My day at the Portfolio Construction Academy

Last Friday I attended a day long program with around 80 researchers, financial advisers, and other financial professionals as part of a 5 day portfolio construction program run by Graham Rich over a 12 month period. Friday’s program was divided into three parts…

  1. Investment Fables
  2. Asset Allocation using Scenario Modelling
  3. Greece

Each part went for around two and a half hours each and was mostly a fairly robust discussion or debate across each topic within small groups of 6 people or the forum as a whole.

Investment Fables was a completely appropriate introduction and reminded us all how vulnerable we all can be to a good investment story. This session was hosted by Professor Jack Gray, a self confessed ‘value’ investor with an enormous amount of experience who I could spend days on end listening to…a wonderful thinker and someone everyone could learn from. We explored many investment fables (or should I say myths) across asset classes as well as economics and investing itself. A couple of examples include, “buying stocks with low PE win out”, and “stocks always outperform in the long run”.
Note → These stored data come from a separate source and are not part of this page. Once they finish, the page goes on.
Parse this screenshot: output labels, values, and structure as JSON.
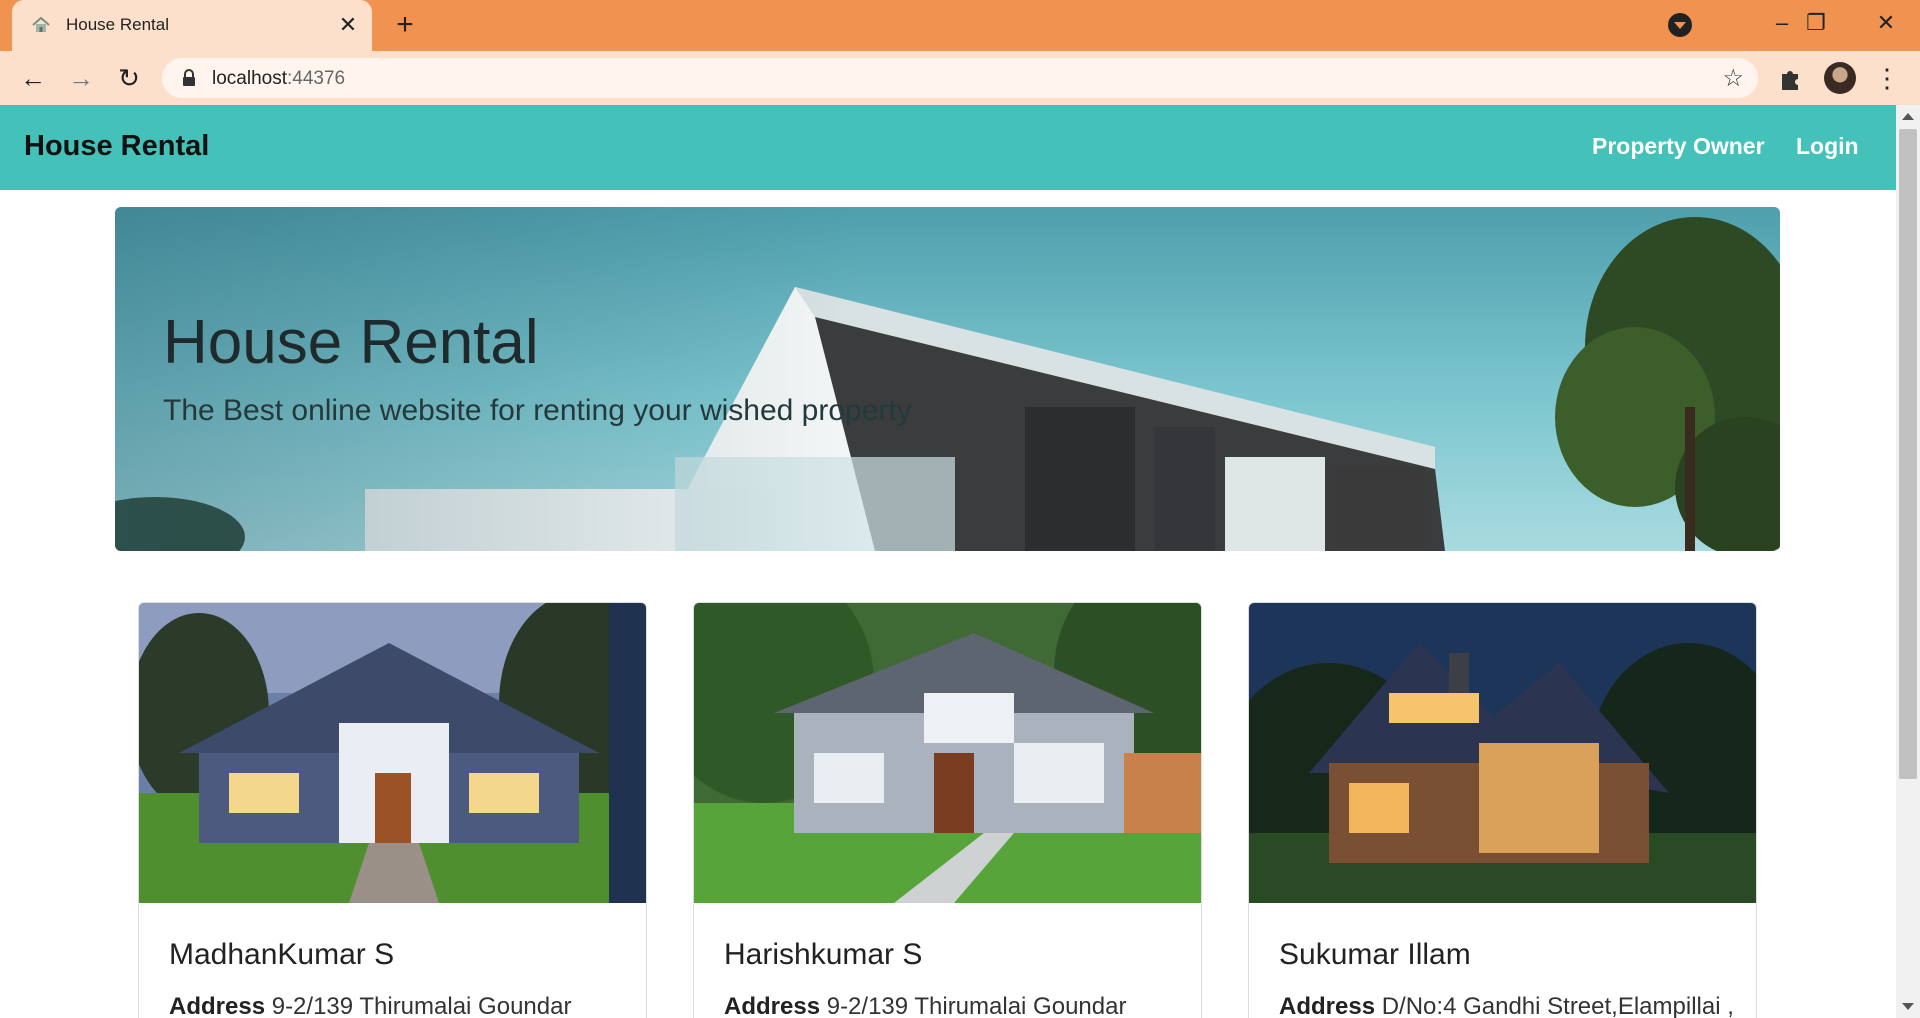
{
  "browser": {
    "tab_title": "House Rental",
    "url_host": "localhost",
    "url_port": ":44376"
  },
  "navbar": {
    "brand": "House Rental",
    "links": [
      "Property Owner",
      "Login"
    ]
  },
  "hero": {
    "title": "House Rental",
    "subtitle": "The Best online website for renting your wished property"
  },
  "cards": [
    {
      "name": "MadhanKumar S",
      "address_label": "Address",
      "address": "9-2/139 Thirumalai Goundar"
    },
    {
      "name": "Harishkumar S",
      "address_label": "Address",
      "address": "9-2/139 Thirumalai Goundar"
    },
    {
      "name": "Sukumar Illam",
      "address_label": "Address",
      "address": "D/No:4 Gandhi Street,Elampillai ,"
    }
  ],
  "icons": {
    "tab_close": "close-icon",
    "new_tab": "plus-icon",
    "back": "arrow-left-icon",
    "forward": "arrow-right-icon",
    "reload": "reload-icon",
    "bookmark": "star-icon",
    "extensions": "puzzle-icon",
    "menu": "kebab-menu-icon"
  },
  "colors": {
    "chrome_accent": "#f09250",
    "navbar": "#44c1b8"
  }
}
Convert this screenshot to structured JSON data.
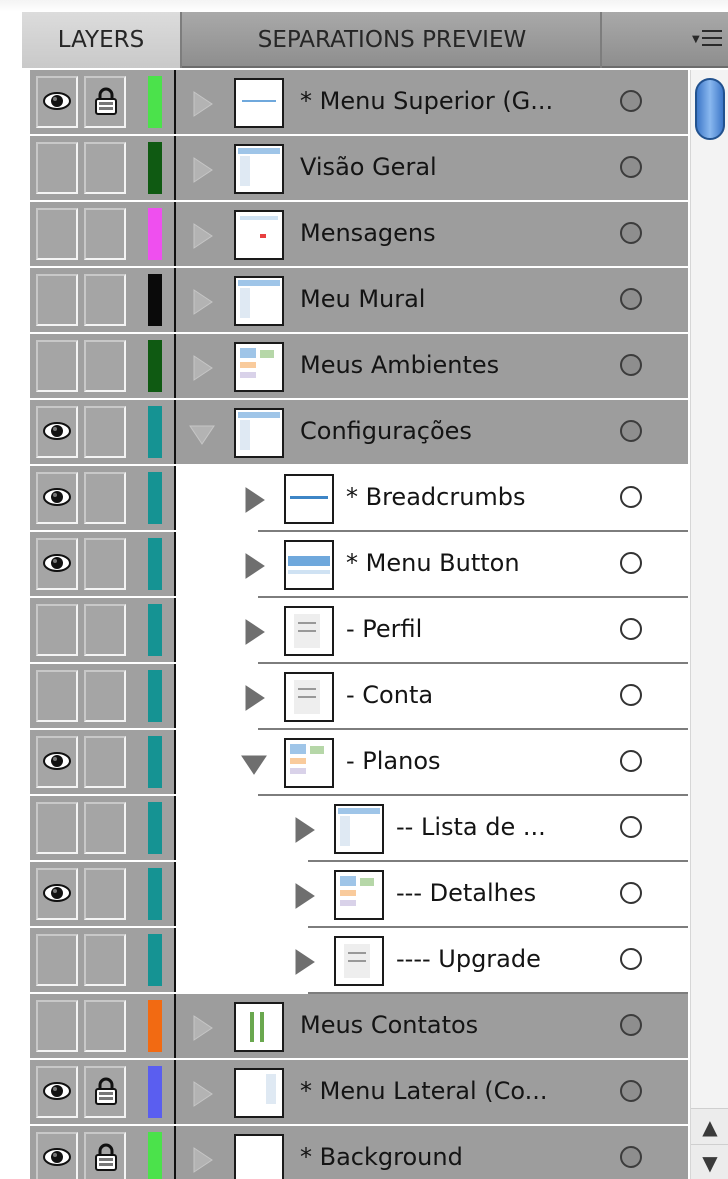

My main take-out from this session was how fallible we all are to the investment story and of course we all know that when it comes to investing you can always find a counter-example to the investment story…. If you are a ‘value’ investor there have always been long periods when ‘value’ investing has underperformed and same goes for the belief that ‘stocks always outperform’…personally I always look to Japan as a counter-example for many stock-related myths. Pretty obvious stuff but nonetheless an excellent reminder for perspective.

Next topic was Scenario modelling and this was hosted by the Asset Allocator, Tim Farrelly and Paul Scully. Scenario Modelling is a technique that on its surface is a relatively simple and logical approach to developing an asset allocation that reflects one’s belief. The main risk I see with it is, like with any mathematical model, garbage-in means garbage-out.

I believe one of the main users of this approach is Dr Susan Gosling of MLC. The approach basically involves the design of a number of economic scenarios that the future may bring and apply ideal asset allocations to each scenario followed by the application of probabilities of each scenario occurring. For example, we may believe one scenario for the future is that the Greece debacle may explode, the Euro experiment finishes, contagion results in the default of not just Greece, but Portugal, Ireland, Italy and Spain and a collapse of the global financial system as well as a severe global depression. The ideal asset allocation one may apply to this scenario is one that primarily consists of government bonds (Australian and US???), very few equities and perhaps a reasonable amount of cash (assuming the local banks don’t collapse also). A probability associated with this scenario may be 10%. Scenario 2 is developed, it may be early recovery which entails a high equities allocation and not much in the way of bonds, and the probability assigned may be 15% etc. The final asset allocation is the sum of the probabilities by the asset allocation for each scenario.

Whilst I don’t mind this approach for the institutional investor or even personal investor, I see a difficult application in the retail financial advisory world. This approach requires constant updating as new information enters the market, and would create quite a moving feast for the asset allocation, let alone the time required for the ongoing application. Whilst I do believe scenario modelling is much more likely to yield better results than a static asset allocation, the complexity of implementation across many advisers and their clients means the risks associated with it from an AFSL perspective may outweigh the benefits. I get the impression most of the delegates were mostly concerned with implementation in a retail setting.

The final topic of the day was Greece. Graham Rich brought along two guest speakers from European Banks, Barclays and UBS, to provide the audience with their perspectives on what the future holds for the European economies and markets. Their virtual blind faith (well, a slight exaggeration) in trusting the solution with the current politicians and bureaucrats was a little too optimistic for me. Despite that, the widely agreed expectations were that equity markets will continue to be volatile, Greece will ultimately default, and that markets may get worse before they get better.

The most poignant comment of the day was early on when Graham Rich mentioned that he could not recall a time that politicians have played a bigger part in the outcome of financial markets than they do today. Lets face it, it is up to politicians, with their various agendas, to solve the European Sovereign Crisis and it is up to the politicians to implement fiscal policy to generate more jobs in the US given Monetary policy is out of ammunition. Given this situation it is very difficult for any investor to happily embrace the risk of the equity markets so for most the best decision will be to sit on the sidelines until there is light at the end of the tunnel. We all know that this means significant upside in the market will be missed but that is an opportunity cost I believe many are prepared to make.

Anyway, overall it was a worthy day with some excellent debate and comment. I will be attending their markets summit and Day 2 of the Academy in February when the debate will centre on whether Cash is still King!